Monday, July 08, 2013


I must beginning by saying sorry for not posting new articles for the last 2 weeks. It has been a busy June and early July. So many things are happening.

Anyway, it is time to get back to work

Daiichi Sankyu who holds the patency for olmesartan, ans informed US FDA, that they wish to amend the labelling of olmesartan in USA. They would like to inform US FDA that they have seen an adverse reaction to olmesartan.

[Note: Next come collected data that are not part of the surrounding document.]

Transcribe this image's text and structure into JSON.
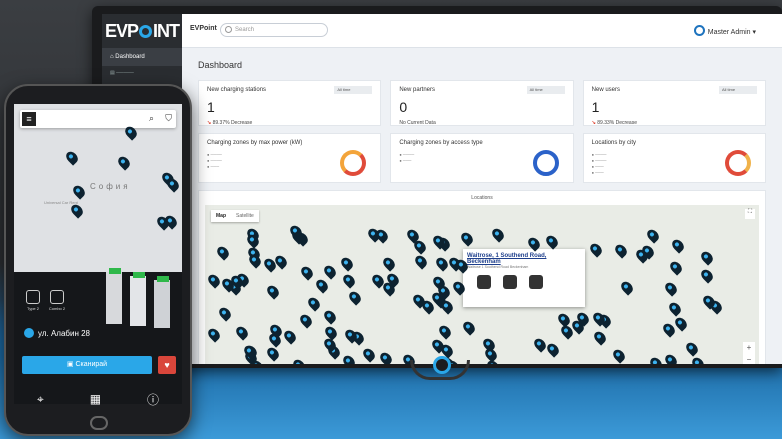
{
  "monitor": {
    "logo": "EVPOINT",
    "brand": "EVPoint",
    "search_placeholder": "Search",
    "user": "Master Admin",
    "sidebar": [
      {
        "label": "Dashboard"
      }
    ],
    "page_title": "Dashboard",
    "stats": [
      {
        "title": "New charging stations",
        "value": "1",
        "change": "89.37% Decrease",
        "range": "All time"
      },
      {
        "title": "New partners",
        "value": "0",
        "change": "No Current Data",
        "range": "All time"
      },
      {
        "title": "New users",
        "value": "1",
        "change": "89.33% Decrease",
        "range": "All time"
      }
    ],
    "charts": [
      {
        "title": "Charging zones by max power (kW)"
      },
      {
        "title": "Charging zones by access type"
      },
      {
        "title": "Locations by city"
      }
    ],
    "locations_title": "Locations",
    "map_tabs": [
      "Map",
      "Satellite"
    ],
    "popup": {
      "title": "Waitrose, 1 Southend Road, Beckenham",
      "subtitle": "Waitrose 1 Southend Road Beckenham",
      "connectors": [
        "CHAdeMO",
        "CCS 2",
        "Type 2"
      ]
    },
    "zoom_in": "+"
  },
  "phone": {
    "city": "София",
    "labels": [
      "Universal Car Rent"
    ],
    "connectors": [
      {
        "name": "Type 2"
      },
      {
        "name": "Combo 2"
      }
    ],
    "address": "ул. Алабин 28",
    "scan_label": "Сканирай",
    "heart": "♥"
  },
  "colors": {
    "accent": "#2aa7e8",
    "danger": "#d9463b",
    "sidebar": "#2a2d31"
  }
}
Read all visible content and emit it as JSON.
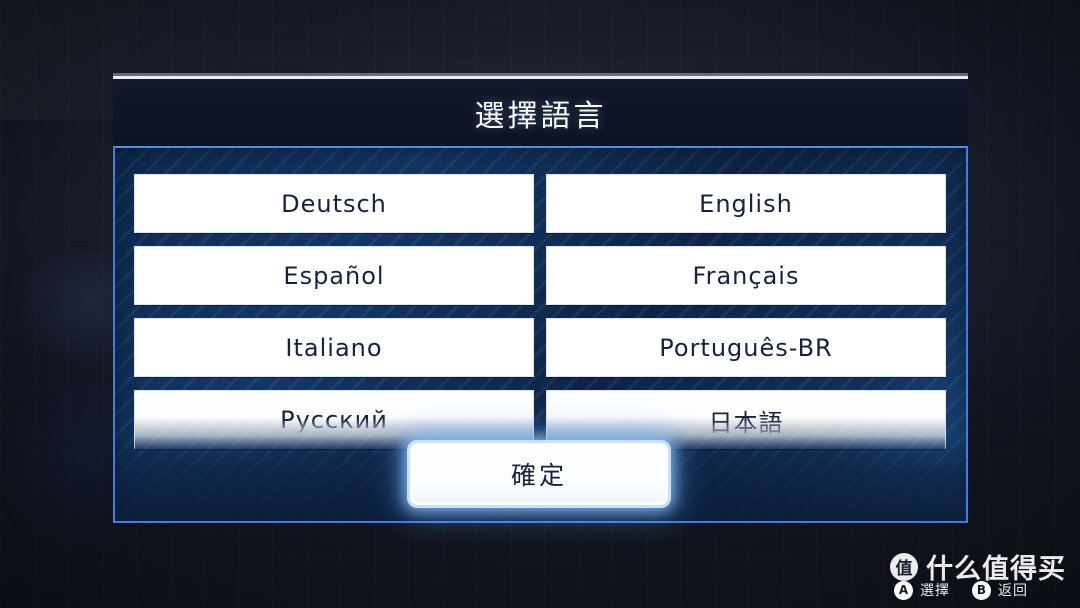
{
  "dialog": {
    "title": "選擇語言",
    "confirm_label": "確定"
  },
  "languages": [
    {
      "label": "Deutsch",
      "faded": false
    },
    {
      "label": "English",
      "faded": false
    },
    {
      "label": "Español",
      "faded": false
    },
    {
      "label": "Français",
      "faded": false
    },
    {
      "label": "Italiano",
      "faded": false
    },
    {
      "label": "Português-BR",
      "faded": false
    },
    {
      "label": "Русский",
      "faded": true
    },
    {
      "label": "日本語",
      "faded": true
    }
  ],
  "hints": [
    {
      "glyph": "A",
      "label": "選擇"
    },
    {
      "glyph": "B",
      "label": "返回"
    }
  ],
  "watermark": {
    "mark": "值",
    "text": "什么值得买"
  },
  "colors": {
    "accent_border": "#3b7fe0",
    "dialog_header_bg": "#0e1526",
    "button_bg": "#ffffff",
    "button_text": "#16233f",
    "title_text": "#ffffff"
  }
}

FDA has also made the same observation and has approved the change in labelling.

The FDA Adverse Events Reporting system, FAERS, has taken note of the article by Dr Joseph Murray in the Mayo Clinic Proceedings last year, when he reported on 22 patients who developed severe diarrhea and weight lost up to 18Kgs, while they were on Olmesartan for control of HBP. When olmesartan was with held, the diarrhea and weight lost ceased. 10 of the patients were re=challenge with olmesartn and the dairrhea and recurred.

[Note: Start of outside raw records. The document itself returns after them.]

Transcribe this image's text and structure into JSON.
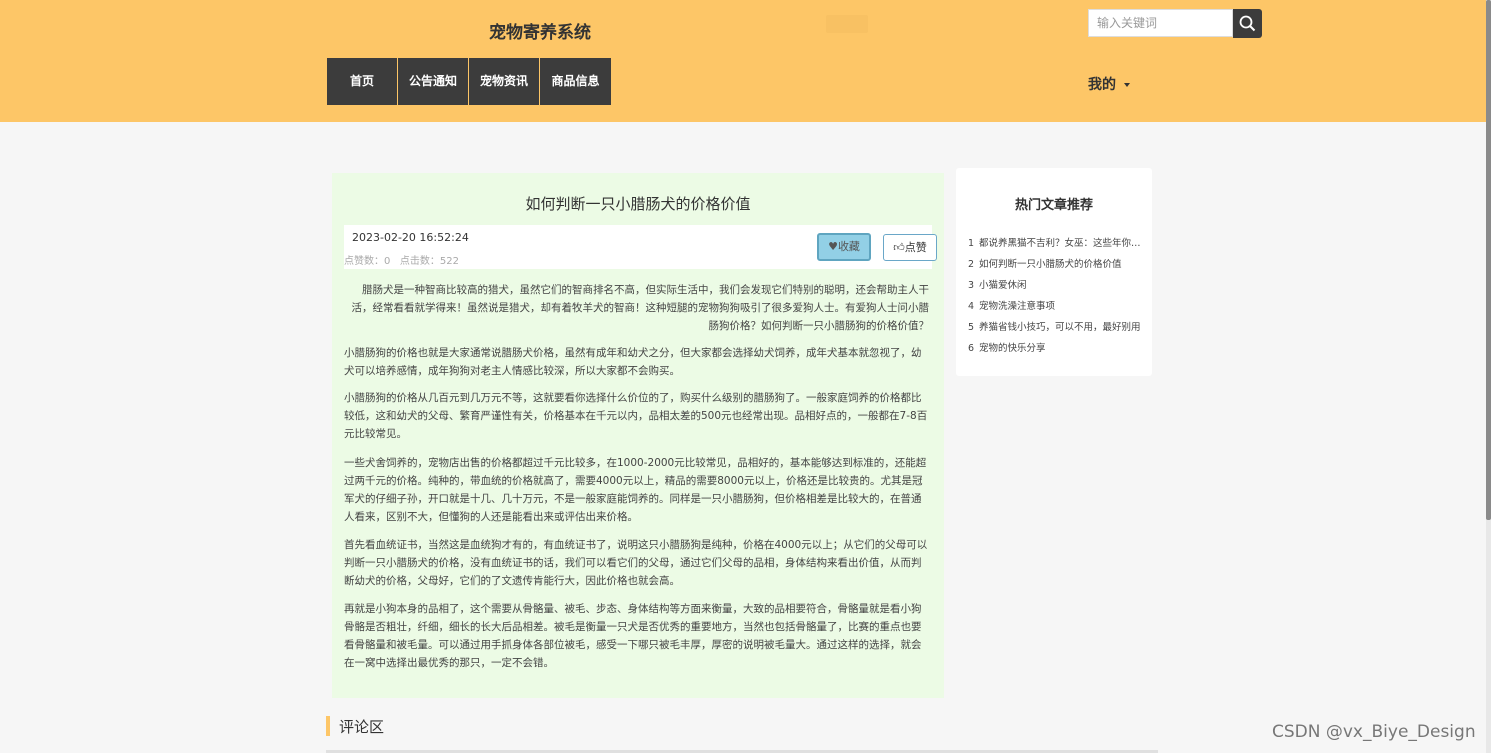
{
  "header": {
    "site_title": "宠物寄养系统",
    "search_placeholder": "输入关键词",
    "nav": [
      "首页",
      "公告通知",
      "宠物资讯",
      "商品信息"
    ],
    "user_menu": "我的"
  },
  "article": {
    "title": "如何判断一只小腊肠犬的价格价值",
    "date": "2023-02-20 16:52:24",
    "like_count_text": "点赞数：0",
    "click_count_text": "点击数：522",
    "favorite_label": "收藏",
    "like_label": "点赞",
    "paragraphs": [
      "腊肠犬是一种智商比较高的猎犬，虽然它们的智商排名不高，但实际生活中，我们会发现它们特别的聪明，还会帮助主人干活，经常看看就学得来！虽然说是猎犬，却有着牧羊犬的智商！这种短腿的宠物狗狗吸引了很多爱狗人士。有爱狗人士问小腊肠狗价格？如何判断一只小腊肠狗的价格价值？",
      "小腊肠狗的价格也就是大家通常说腊肠犬价格，虽然有成年和幼犬之分，但大家都会选择幼犬饲养，成年犬基本就忽视了，幼犬可以培养感情，成年狗狗对老主人情感比较深，所以大家都不会购买。",
      "小腊肠狗的价格从几百元到几万元不等，这就要看你选择什么价位的了，购买什么级别的腊肠狗了。一般家庭饲养的价格都比较低，这和幼犬的父母、繁育严谨性有关，价格基本在千元以内，品相太差的500元也经常出现。品相好点的，一般都在7-8百元比较常见。",
      "一些犬舍饲养的，宠物店出售的价格都超过千元比较多，在1000-2000元比较常见，品相好的，基本能够达到标准的，还能超过两千元的价格。纯种的，带血统的价格就高了，需要4000元以上，精品的需要8000元以上，价格还是比较贵的。尤其是冠军犬的仔细子孙，开口就是十几、几十万元，不是一般家庭能饲养的。同样是一只小腊肠狗，但价格相差是比较大的，在普通人看来，区别不大，但懂狗的人还是能看出来或评估出来价格。",
      "首先看血统证书，当然这是血统狗才有的，有血统证书了，说明这只小腊肠狗是纯种，价格在4000元以上；从它们的父母可以判断一只小腊肠犬的价格，没有血统证书的话，我们可以看它们的父母，通过它们父母的品相，身体结构来看出价值，从而判断幼犬的价格，父母好，它们的了文遗传肯能行大，因此价格也就会高。",
      "再就是小狗本身的品相了，这个需要从骨骼量、被毛、步态、身体结构等方面来衡量，大致的品相要符合，骨骼量就是看小狗骨骼是否粗壮，纤细，细长的长大后品相差。被毛是衡量一只犬是否优秀的重要地方，当然也包括骨骼量了，比赛的重点也要看骨骼量和被毛量。可以通过用手抓身体各部位被毛，感受一下哪只被毛丰厚，厚密的说明被毛量大。通过这样的选择，就会在一窝中选择出最优秀的那只，一定不会错。"
    ]
  },
  "sidebar": {
    "title": "热门文章推荐",
    "items": [
      {
        "num": "1",
        "text": "都说养黑猫不吉利？女巫：这些年你对它误会太深"
      },
      {
        "num": "2",
        "text": "如何判断一只小腊肠犬的价格价值"
      },
      {
        "num": "3",
        "text": "小猫爱休闲"
      },
      {
        "num": "4",
        "text": "宠物洗澡注意事项"
      },
      {
        "num": "5",
        "text": "养猫省钱小技巧，可以不用，最好别用"
      },
      {
        "num": "6",
        "text": "宠物的快乐分享"
      }
    ]
  },
  "comments": {
    "title": "评论区"
  },
  "watermark": "CSDN @vx_Biye_Design",
  "colors": {
    "header_bg": "#fdc667",
    "nav_bg": "#3c3c3c",
    "article_bg": "#ecfbe5"
  }
}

It seems obvious that the sprue-like enteropathy is olmesartan induced and that this may be specific to olmesartan, as we have not seen reports of the same sprue-like enteropathy with the other ARBs. However, we should remain vigilant.


Winston said...

Please allow me to digress.
I read an article in the
about cholesterol and that statins doesn't help at all.
The title is stated below:

Have we been conned about cholesterol?
Published May 20, 2013 | By secretary

Seems that statins only make the liver lower its production of cholesterol.
It doesn't do anything to the plaque already in the arteries.
Also, consuming saturated fats seemed to be okay to the author of the article!
Isn't it the saturated fats in our food that is contributing to the plaque?
And since statins doesn't help in clearing out the plaque, sooner or later, those affected will end up with heart problems!!!
Statins or no statins!!!

hmatter said...

Hi Winston,
Statin may not regress the plaques, but it sure does stabilise them so that they are less likely to rupture.
This issue of not consuming saturated fats is correct, but they are no longer the number 1 enemy. Looks like transfat has taken over that position.
As with everything in life, moderation seems the answer.
The fashion for this decade is transfat. For the 90s, it is saturated fats.